With the Reformation and secularization of the Early Modern period, many of the religious institutions were seized by the government. That said, the tradition of Catholic healthcare continues today, with the church being the largest private provider of healthcare in the world. It operates currently 5,500 hospitals, and a quarter of the world’s healthcare facilities. Oddly, even with this unparalleled effort, the church is still seen as anti-healthcare.  

Spanish Dominicans in America

The treatment of Native Americans by the Spanish is considered as one of the worst atrocities in human history, and this analysis is largely correct. It should be noted that disease killed far more indigenous people than the Spanish, and the Aztec regime was so violent that many tribes allied with the Spanish against them. Still, their actions are inexcusable.

How do know about the Spanish victims? Why was there so much documentation about their crimes? Our knowledge comes from the priests, mainly Dominicans, sent to minister among the Spanish, who largely protested the violence and developed a philosophy for universal rights in response to mistreatment of the natives, laying the groundwork for international law.

In 1511, the Dominican Antonio de Montesinos preached to the leadership of the Island of Hispaniola: “I who am a voice of Christ crying in the wilderness of this island… you are in mortal sin, that you live and die in it, for the cruelty and tyranny you use in dealing with these innocent people. Tell me, by what right or justice do you keep these Indians in such a cruel and horrible servitude? On what authority have you waged a detestable war against these people?”

The sermon created a stir in the universities of Spain as the rights of Native Americans were debated. One of leading thinkers was Francisco de Vitoria, another Dominican, and he is considered the father of international law. He argued that all men are equally free and have a right to life, freedom, and property. He argued that all humans by virtue of being humans had these rights, and the sinfulness of the persons, did not limit them. It was not less sinful to kill a pagan as opposed to kill a Christian. In practical terms, he considered the native princes to be legitimate rulers, who had the right to their land.
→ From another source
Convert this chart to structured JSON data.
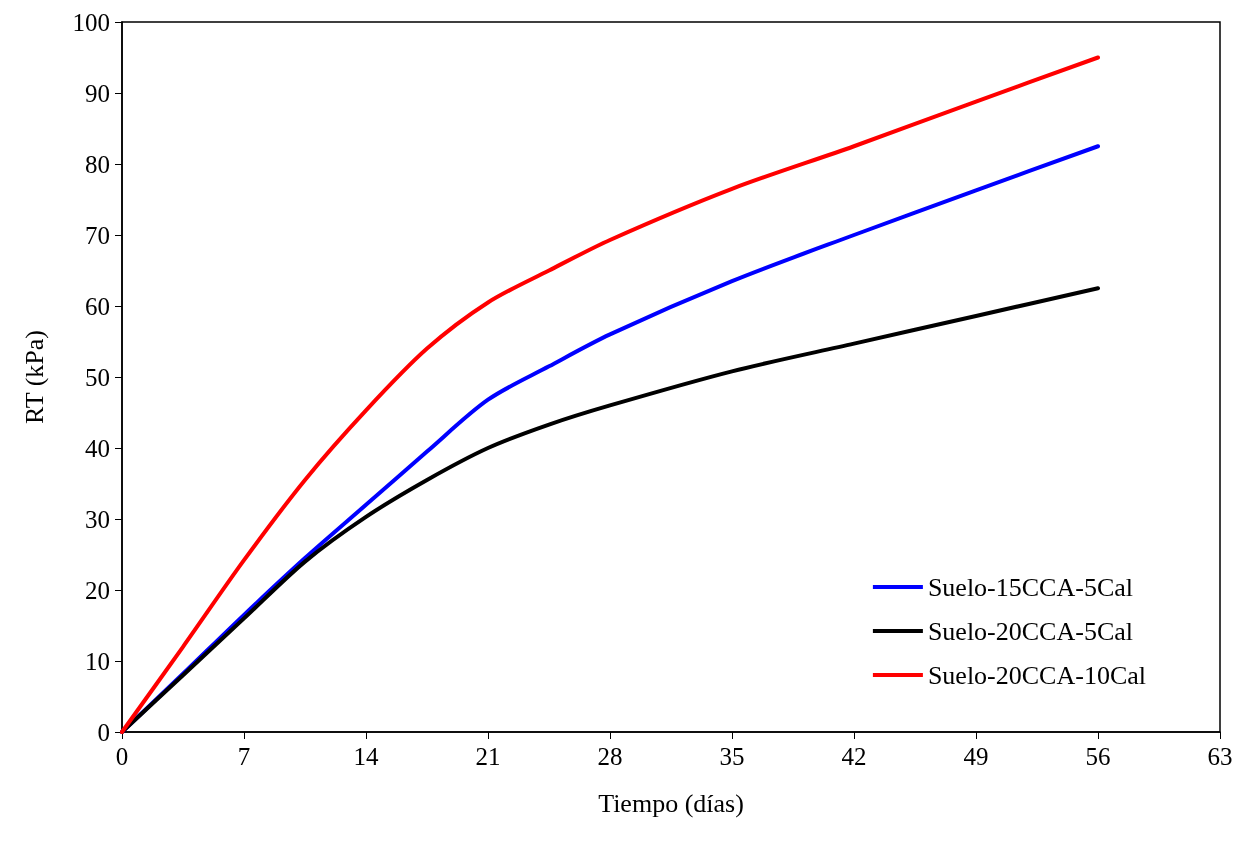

Furthermore, he argued that their cultural and religious differences or limited civilization did not constitute grounds for a just war, and he reasoned that the native population had to be treated as equals.

Vitoria was the intellectual leader of the movement, but Bishop Bartolomé de las Casas worked tirelessly for fifty years to put these ideas into practice, earning the title of “Protector of the Indians.” He documented extensively the mistreatment of the indigenous population. Unfortunately, the ideas of the sixteenth-century Dominicans were only partially enacted by the Spanish authorities. The silver lining of the atrocities is that for the first time theorists looked at the whole human race, and argued for a universal sense of equality and human rights. Contrary to the narrative you learned in high school history, it was not secular Enlightenment thinkers, but Spanish Dominicans inspired by St. Thomas Aquinas and the natural law, who first postulated these ideas.

I am proud to be a Catholic, and I unabashedly proclaim the beauty of the Catholic position on the complete dignity of human life. Certainly, Catholics have acted against other groups in the past. I do not deny it, but we also have to remember individuals like St. Monica, the Holy Ghost Fathers and Las Casas as well.